Штука в том, чтобы поиметь с этого пользу. Не опускаться от боли. А подниматься, чтобы, как сказано, камни сыпались из-под ног. Все — к лучшему.
А еще есть будущее. И у тебя оно будет, Елочка, Бог даст. Ты не очень добрый человек, но ты умеешь забывать о себе, стихи поэтому пишешь. Вот этим и воспользуйся. Тебе надо тренироваться не только стихами. А я не могу, я всегда в себе, в клетке своей. И боюсь очень многого. Вот это тебе говорю тоже. Но во всем мы сами виноваты. Это очень важно понять. Счастье тому, кто поймет.
Все пишу вперемежку в одном письме, но правду пишу. И потому надеюсь, что мне простится. Хочу с тобою повидаться, я, когда с тобой говорю и думаю, человекообразным становлюсь.

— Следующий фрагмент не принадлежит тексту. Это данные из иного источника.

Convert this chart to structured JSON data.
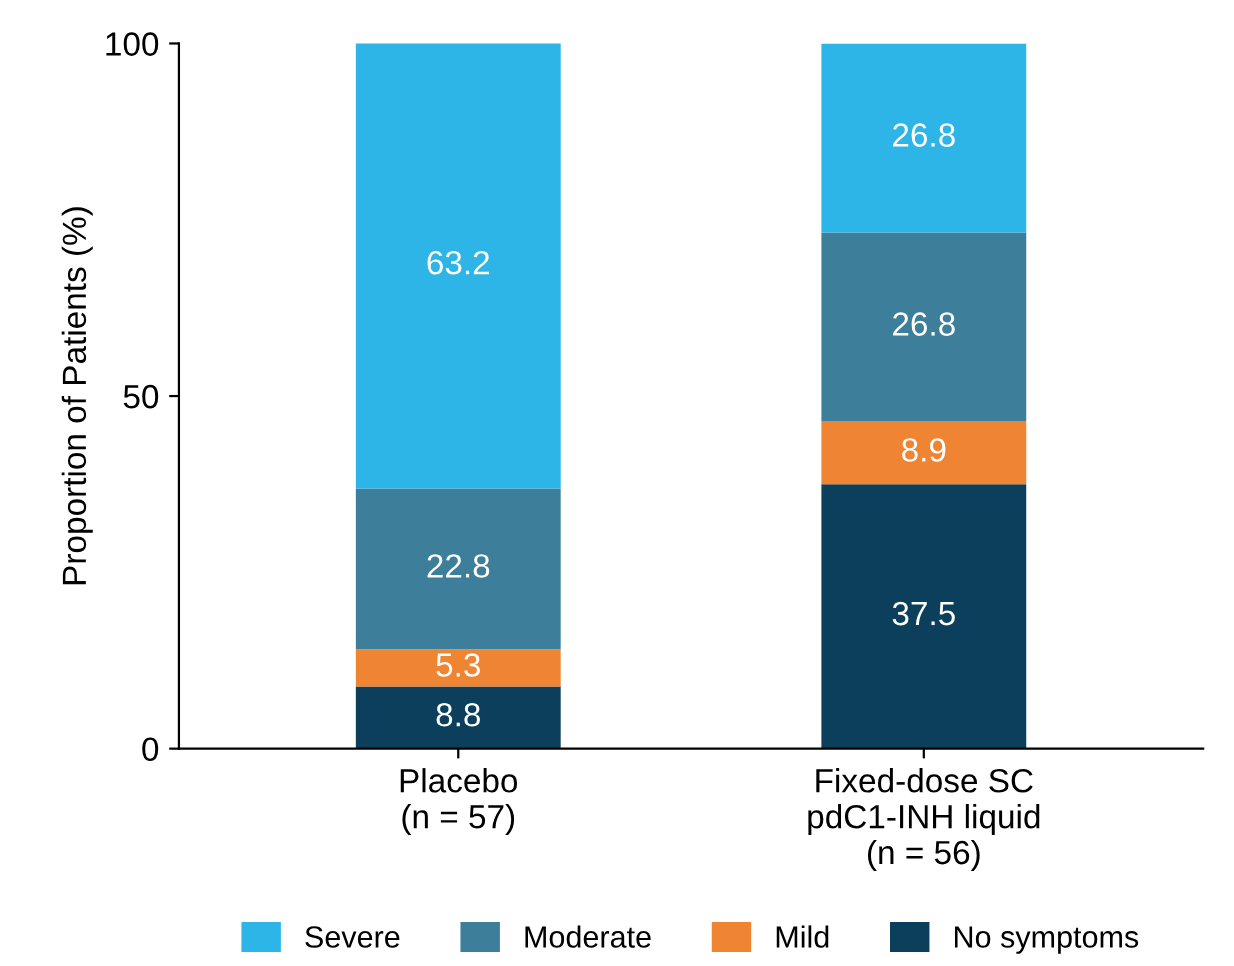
{
  "chart_data": {
    "type": "bar",
    "stacked": true,
    "ylabel": "Proportion of Patients (%)",
    "categories": [
      "Placebo\n(n = 57)",
      "Fixed-dose SC\npdC1-INH liquid\n(n = 56)"
    ],
    "series": [
      {
        "name": "No symptoms",
        "color": "#0b3f5c",
        "values": [
          8.8,
          37.5
        ]
      },
      {
        "name": "Mild",
        "color": "#ef8433",
        "values": [
          5.3,
          8.9
        ]
      },
      {
        "name": "Moderate",
        "color": "#3d7e9a",
        "values": [
          22.8,
          26.8
        ]
      },
      {
        "name": "Severe",
        "color": "#2cb5e6",
        "values": [
          63.2,
          26.8
        ]
      }
    ],
    "ylim": [
      0,
      100
    ],
    "yticks": [
      0,
      50,
      100
    ],
    "grid": false,
    "legend": "bottom",
    "data_labels": true
  }
}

А блаженный Августин был великий писатель, величайший века на три взад и вперед. Один за шестьсот лет. Представляешь, как ему неуютно было?
Пишу это и не рву дурацкого начала письма, надеюсь, мне поймется и простится. Ведь писал — думал.
Вот — напишу сейчас себе. Надо мне перестать бояться, успокоиться. Я все равно умру и буду жить. Надо любить людей. Для этого — забыть о себе, о своем существовании. И быть спокойным. И стыдиться нечего. Надо быть спокойным, мы уже в вечности, как известно. Вот так. У тебя все есть и будет. Слава Богу.
Письмо из несоединимостей отправляю целиком. Так шли мысли, значит — не лицемерил.
P. S. Утром перечитываю письмо и от удовольствия смеюсь. Говорить приятно очень. Удивительно давно не разговаривал. Приезжай. Напиши. Сейчас опять ночь. Напиши сейчас же. Очень прошу.
А.

Оля, пока мы любим, мы и способны что-то написать, жизнь почувствовать и запечатлеть, и - в процессе - столько случается взаимопрозрений. Поэтому очень люблю этот эпистолярный жанр, читать и ... Только в любви ханжества нет. Вот это:
"...в самом деле я переживаю состояние какого-то большого греха, но, в отличие от христианина, назвать его не могу. Или (что, видимо, вернее) боюсь, мне противно лезть к себе в душу, в ее потаенные уголки, как рукой в банку с пауками. Отсюда и тупость мозга — я слаб и просто запрещаю себе думать. Трусость перед самим собой ведет к боязни мыслить, к запрету, к разрушению интеллекта. Да, но честность перед самим собой в той полной мере, которая доступна, ведет к другой трагедии — к разрушению оболочки, к гибели физической. Страшно". -
душа обнажена, и в этот миг Бог с нами.